Mukherjee Ratri, Jha Kishlay
Department of Electrical and Computer Engineering University of Iowa, IA, USA.
Proceedings (IEEE Int Conf Bioinformatics Biomed). 2024 Dec;2024:3611-3614. doi: 10.1109/bibm62325.2024.10822585.
Biomedical text classification refers to the task of annotating a biomedical text with its relevant labels from a candidate label set. Most of the existing approach operate in a fully supervised setting and thus heavily rely on human-annotated training data which is both labor-intensive and monetarily expensive. To address this, we propose to formulate biomedical text classification under the zero-shot learning (ZSL) paradigm that does not require any labeled training data and only relies on label surface names for training and inference. Specifically, we propose a new context-aware contrastive learning technique for ZSL that fully exploits the context information present in the biomedical text to generate semantically enriched feature representations needed for accurate zero-shot biomedical text classification. Unlike existing contrastive learning approaches that typically employ random text segmentation strategies to generate contrastive pairs, our approach utilizes the context information inherently present in biomedical text to generate semantically meaningful contrastive pairs. Extensive experiments on the largest available biomedical corpus validates the effectiveness of the proposed approach.
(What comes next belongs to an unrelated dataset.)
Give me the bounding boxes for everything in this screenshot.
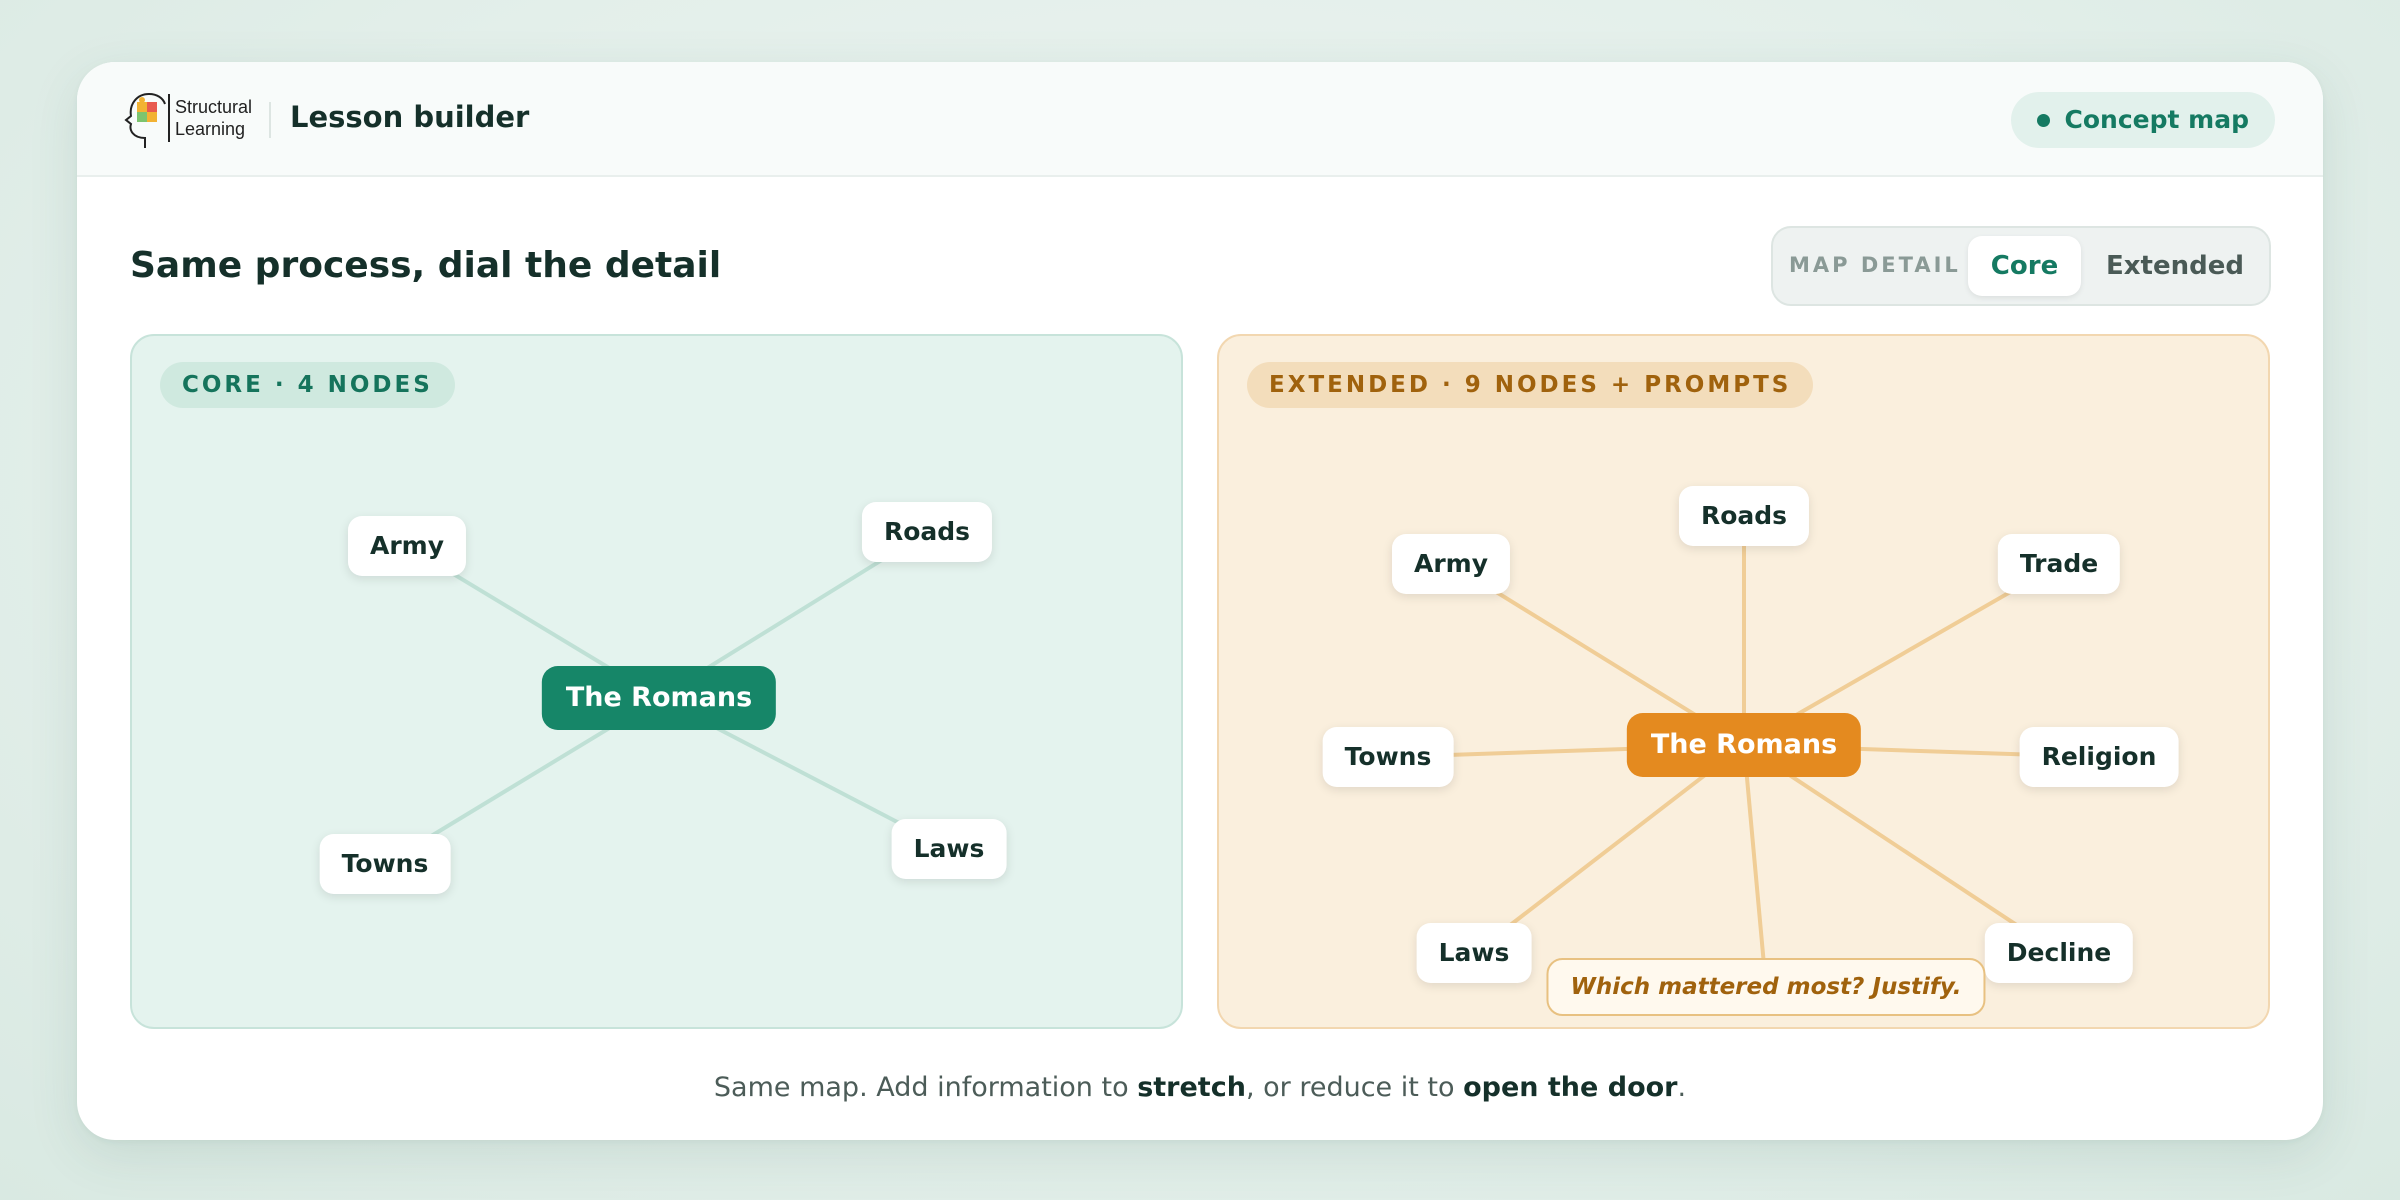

生物医学文本分类是指从候选标签集中为生物医学文本标注相关标签的任务。现有的大多数方法都在完全监督的环境下运行,因此严重依赖人工标注的训练数据,这既耗费人力又成本高昂。为了解决这个问题,我们建议在零样本学习(ZSL)范式下进行生物医学文本分类,该范式不需要任何有标签的训练数据,仅依赖标签表面名称进行训练和推理。具体而言,我们为ZSL提出了一种新的上下文感知对比学习技术,该技术充分利用生物医学文本中存在的上下文信息,以生成准确的零样本生物医学文本分类所需的语义丰富的特征表示。与现有的通常采用随机文本分割策略来生成对比对的对比学习方法不同,我们的方法利用生物医学文本中固有的上下文信息来生成语义有意义的对比对。在最大可用生物医学语料库上进行的大量实验验证了所提出方法的有效性。